Allan Avidano on The Other Son

B Y   I N D I E   R E A D E R


When the empires of reason and faith collide,
the authority of each is called into question.


The Other Son was the winner in the Philosophy category of the 2015 IndieReader Discovery Awards. 

What is The Other Son's first line?

“Sean’s finger glistened with blue paint.”

What is the book about? Give us the “pitch”.

“In this compelling debut sci-fi pastiche of existential crises, millennia-old religious prophecies and modern-day fanaticism, the supernatural aspirations of a Muslim scientist collide with the modest, earthly aims of a secular American couple.

When the empires of reason and faith collide, the authority of each is called into question. Sean and Maddy begin to build a life together in New York City, but their endeavor is complicated by Maddy’s choice, prior to meeting Sean, to become pregnant via artificial insemination. Unbeknownst to her, however, the child she carries—Victor, whose destiny the second half of the novel traces—is a beacon of paradigm-shifting research…” Kirkus Reviews

What inspired you to write the book? A particular person? An event?

The book evolved out of my pursuit to understand the persistence of religious faith and fanaticism in a world that is increasingly able to provide answers to the big questions concerning the existence of life and the universe. It is my attempt to explore how the human mind struggles to allay faith and reason in the modern world and the potentially problematic outcomes that can be born of this clash. As a New Yorker, the events of 9/11 figured prominently in inspiring themes and establishing a context for this debate.

What is the most distinctive thing about the main character? Who - real or fictional - would you say the character reminds you of?

The most distinctive thing about the antagonist and main character Dr. Khodadad Jal, I believe, is that anyone who has struggled with holding on to their faith in the face of overwhelming scientific knowledge can sympathize with his plight. He is “evil” but for all the wrong reasons. In many ways, I see him as a modern day Captain Ahab, engaged in a hopeless struggle against a God that our world demands exists, regardless of whether He does or not.

What is the main reason someone should really read this book?

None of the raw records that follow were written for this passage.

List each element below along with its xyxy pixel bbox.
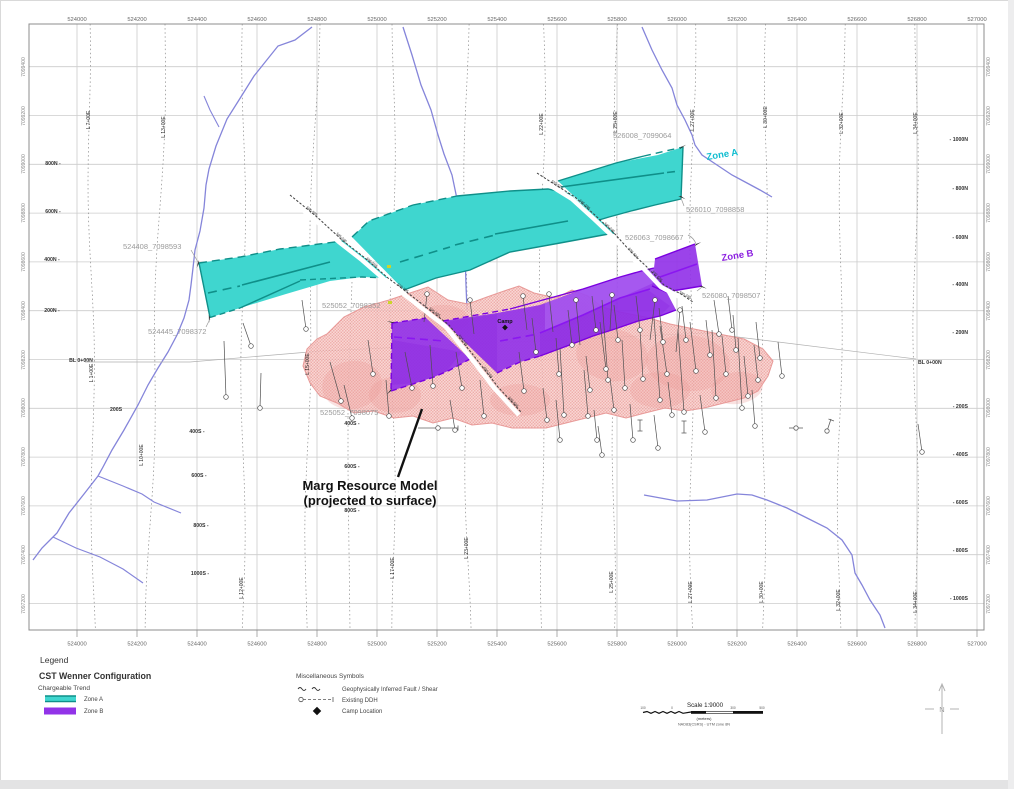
svg-text:7097200: 7097200 — [21, 594, 27, 614]
svg-text:L 13+00E: L 13+00E — [161, 116, 167, 138]
svg-text:800S -: 800S - — [193, 523, 209, 529]
svg-text:7098600: 7098600 — [986, 252, 992, 272]
svg-text:L 27+00E: L 27+00E — [688, 581, 694, 603]
svg-text:7098200: 7098200 — [21, 350, 27, 370]
svg-text:7099200: 7099200 — [986, 106, 992, 126]
svg-text:Chargeable Trend: Chargeable Trend — [38, 685, 90, 692]
svg-text:400S -: 400S - — [189, 429, 205, 435]
svg-text:500: 500 — [759, 706, 765, 710]
svg-text:526063_7098667: 526063_7098667 — [625, 233, 683, 242]
svg-text:526200: 526200 — [727, 17, 746, 23]
svg-text:7098400: 7098400 — [986, 301, 992, 321]
svg-text:526400: 526400 — [787, 642, 806, 648]
svg-text:524800: 524800 — [307, 642, 326, 648]
svg-text:525800: 525800 — [607, 17, 626, 23]
svg-text:800N -: 800N - — [45, 161, 61, 167]
svg-text:7099400: 7099400 — [986, 57, 992, 77]
svg-text:526600: 526600 — [847, 17, 866, 23]
svg-text:L 32+00E: L 32+00E — [836, 589, 842, 611]
svg-text:7097600: 7097600 — [986, 496, 992, 516]
svg-text:L 27+00E: L 27+00E — [690, 109, 696, 131]
svg-text:L 10+00E: L 10+00E — [139, 444, 145, 466]
svg-text:N: N — [939, 705, 944, 714]
svg-text:Marg Resource Model: Marg Resource Model — [302, 478, 437, 493]
svg-text:- 1000N: - 1000N — [950, 137, 969, 143]
svg-text:7098400: 7098400 — [21, 301, 27, 321]
svg-text:525400: 525400 — [487, 17, 506, 23]
svg-text:Camp Location: Camp Location — [342, 709, 382, 715]
svg-text:(projected to surface): (projected to surface) — [304, 493, 437, 508]
svg-text:524400: 524400 — [187, 642, 206, 648]
svg-text:200N -: 200N - — [44, 308, 60, 314]
svg-text:525600: 525600 — [547, 642, 566, 648]
svg-text:L 1+00E: L 1+00E — [89, 363, 95, 382]
svg-text:527000: 527000 — [967, 642, 986, 648]
svg-text:200S: 200S — [110, 407, 123, 413]
svg-text:L 32+00E: L 32+00E — [839, 112, 845, 134]
svg-text:- 200S: - 200S — [953, 404, 969, 410]
svg-text:BL 0+00N: BL 0+00N — [69, 358, 93, 364]
svg-text:7099000: 7099000 — [986, 154, 992, 174]
svg-text:Miscellaneous Symbols: Miscellaneous Symbols — [296, 673, 365, 680]
svg-text:7098200: 7098200 — [986, 350, 992, 370]
svg-text:524800: 524800 — [307, 17, 326, 23]
svg-text:524600: 524600 — [247, 642, 266, 648]
svg-text:525052_7098075: 525052_7098075 — [320, 408, 378, 417]
svg-text:7099400: 7099400 — [21, 57, 27, 77]
svg-text:524200: 524200 — [127, 17, 146, 23]
svg-text:7098000: 7098000 — [986, 398, 992, 418]
svg-text:524400: 524400 — [187, 17, 206, 23]
svg-text:526800: 526800 — [907, 642, 926, 648]
svg-text:0: 0 — [671, 706, 673, 710]
svg-text:- 600N: - 600N — [952, 235, 968, 241]
svg-text:525400: 525400 — [487, 642, 506, 648]
svg-text:526000: 526000 — [667, 17, 686, 23]
svg-text:7099000: 7099000 — [21, 154, 27, 174]
svg-text:Existing DDH: Existing DDH — [342, 698, 378, 704]
svg-text:7099200: 7099200 — [21, 106, 27, 126]
svg-text:Camp: Camp — [497, 319, 513, 325]
svg-text:L 17+00E: L 17+00E — [390, 557, 396, 579]
svg-text:526008_7099064: 526008_7099064 — [613, 131, 671, 140]
svg-text:7098800: 7098800 — [986, 203, 992, 223]
svg-text:524200: 524200 — [127, 642, 146, 648]
svg-text:7098600: 7098600 — [21, 252, 27, 272]
svg-text:- 800N: - 800N — [952, 186, 968, 192]
svg-text:L 22+00E: L 22+00E — [539, 113, 545, 135]
svg-text:Legend: Legend — [40, 655, 69, 665]
svg-text:7097600: 7097600 — [21, 496, 27, 516]
svg-text:7098800: 7098800 — [21, 203, 27, 223]
svg-text:524408_7098593: 524408_7098593 — [123, 242, 181, 251]
svg-text:- 1000S: - 1000S — [950, 596, 969, 602]
svg-text:7097400: 7097400 — [21, 545, 27, 565]
svg-text:L 25+00E: L 25+00E — [609, 571, 615, 593]
svg-text:NAD83(CSRS) - UTM zone 8N: NAD83(CSRS) - UTM zone 8N — [678, 723, 730, 727]
svg-text:524000: 524000 — [67, 17, 86, 23]
svg-text:L 34+00E: L 34+00E — [913, 591, 919, 613]
svg-text:7098000: 7098000 — [21, 398, 27, 418]
svg-text:L 30+00E: L 30+00E — [759, 581, 765, 603]
svg-text:- 200N: - 200N — [952, 330, 968, 336]
svg-text:600S -: 600S - — [344, 464, 360, 470]
svg-text:Geophysically Inferred Fault /: Geophysically Inferred Fault / Shear — [342, 687, 438, 693]
svg-text:600S -: 600S - — [191, 473, 207, 479]
svg-text:7097400: 7097400 — [986, 545, 992, 565]
svg-text:525600: 525600 — [547, 17, 566, 23]
svg-text:525052_7098352: 525052_7098352 — [322, 301, 380, 310]
svg-text:L 30+00E: L 30+00E — [763, 106, 769, 128]
svg-text:300: 300 — [730, 706, 736, 710]
svg-text:524600: 524600 — [247, 17, 266, 23]
svg-text:526200: 526200 — [727, 642, 746, 648]
svg-text:526010_7098858: 526010_7098858 — [686, 205, 744, 214]
svg-text:526800: 526800 — [907, 17, 926, 23]
svg-text:- 400N: - 400N — [952, 282, 968, 288]
svg-text:L 23+00E: L 23+00E — [464, 537, 470, 559]
svg-text:526080_7098507: 526080_7098507 — [702, 291, 760, 300]
svg-text:L 25+00E: L 25+00E — [613, 111, 619, 133]
svg-text:524445_7098372: 524445_7098372 — [148, 327, 206, 336]
svg-text:Zone A: Zone A — [84, 697, 103, 703]
svg-text:800S -: 800S - — [344, 508, 360, 514]
svg-text:600N -: 600N - — [45, 209, 61, 215]
svg-text:- 800S: - 800S — [953, 548, 969, 554]
svg-text:525800: 525800 — [607, 642, 626, 648]
svg-text:- 600S: - 600S — [953, 500, 969, 506]
svg-text:Scale 1:9000: Scale 1:9000 — [687, 702, 724, 709]
svg-text:L 34+00E: L 34+00E — [913, 112, 919, 134]
svg-text:525000: 525000 — [367, 17, 386, 23]
svg-text:526000: 526000 — [667, 642, 686, 648]
svg-text:100: 100 — [640, 706, 646, 710]
svg-text:400S -: 400S - — [344, 421, 360, 427]
svg-text:CST Wenner Configuration: CST Wenner Configuration — [39, 671, 151, 681]
svg-text:Zone B: Zone B — [84, 709, 103, 715]
svg-text:- 400S: - 400S — [953, 452, 969, 458]
svg-text:BL 0+00N: BL 0+00N — [918, 360, 942, 366]
svg-text:400N -: 400N - — [44, 257, 60, 263]
svg-text:526600: 526600 — [847, 642, 866, 648]
svg-text:525000: 525000 — [367, 642, 386, 648]
svg-text:7097800: 7097800 — [986, 447, 992, 467]
svg-text:527000: 527000 — [967, 17, 986, 23]
svg-text:7097200: 7097200 — [986, 594, 992, 614]
svg-text:525200: 525200 — [427, 17, 446, 23]
svg-text:525200: 525200 — [427, 642, 446, 648]
svg-text:524000: 524000 — [67, 642, 86, 648]
svg-text:526400: 526400 — [787, 17, 806, 23]
svg-text:L 12+00E: L 12+00E — [239, 577, 245, 599]
svg-text:L 15+00E: L 15+00E — [305, 353, 311, 375]
svg-text:(meters): (meters) — [697, 716, 713, 721]
svg-text:L 7+00E: L 7+00E — [86, 110, 92, 129]
svg-text:1000S -: 1000S - — [191, 571, 209, 577]
svg-text:7097800: 7097800 — [21, 447, 27, 467]
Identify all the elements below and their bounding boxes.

For those individuals of any religious background who have ever questioned why they believe the things they believe, this novel presents many interesting and challenging questions. This is a novel for someone who has not accepted his belief system on blind faith, who has stepped outside of his cultural context and reexamined it logically in order to find his own way, whether back to his belief system, to another, or to somewhere else entirely.